Well, the Bush administration has attempted to muddle the Constitutional waters once again by granting a pardon and then revoking it at the last minute. Josh Marshall is talking about it. .DailyKos is talking about it. Hell, a whole new blog is talking about it.
Now, I am talking about it.
Okay, this is when you ask who I am. I am a senior Criminal Justice student at St. John's University with a minor in Government and Politics. My GPA is 3.5 and I will begin my graduate study in the field next fall. That said, here is my opinion on the issue.
I have read the many precedents (which you can find in the aforementioned links). It seems that Bush is looking at the physical serving of the official document to the pardon grantee. Basically, the old 'ownership is 9/10 of the law' routine.
However, the pardon is an act. Bush signed the document. The grantee was informed of the decision. The decision was publicized in the major media outlets. To now argue that the grantee was not pardoned because he did not hold the actual document in his hand is absurd.
The official document, to my knowledge, may be picked up personally or sent via mail.
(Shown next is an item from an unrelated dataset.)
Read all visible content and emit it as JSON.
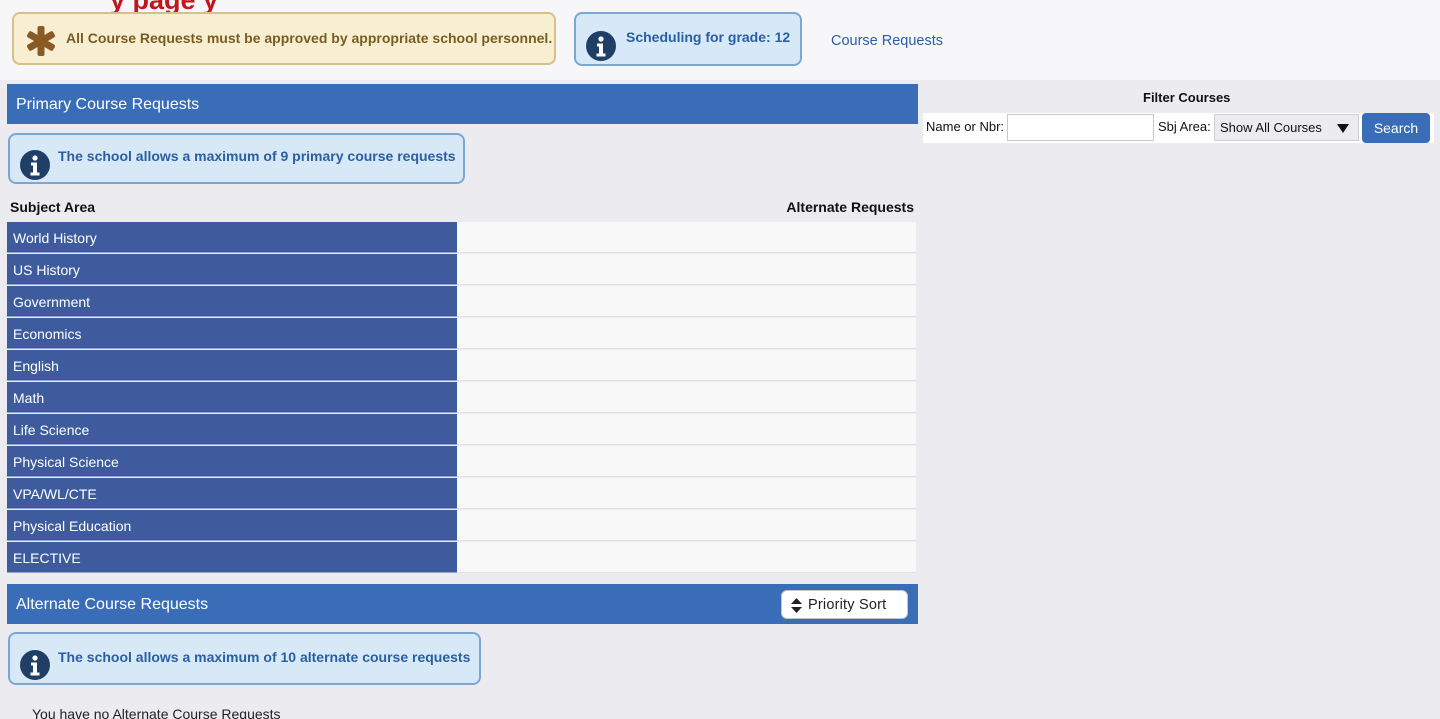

If we go down this road, can a pardon lost in the mail be rescinded? What if a person receives a pardon but then loses the original copy? What proof is there that the pardon ever existed if he or she cannot provide the document?
For all I know, Toussie is a scumbag who never deserved the pardon in the first place. But that's not my call. The Constitution gives the president this power.
What pisses me off is how this is just another example of Bush muddying the Constitutional waters. Torture, rendition, unitary executive, VP multi-tasking, war powers, search and seizure, due process, and now pardons.
Is there anything this bunch can't fuck up? I mean, jeez, had they not tried to take the pardon back there would likely be no story at all. Instead, here we are.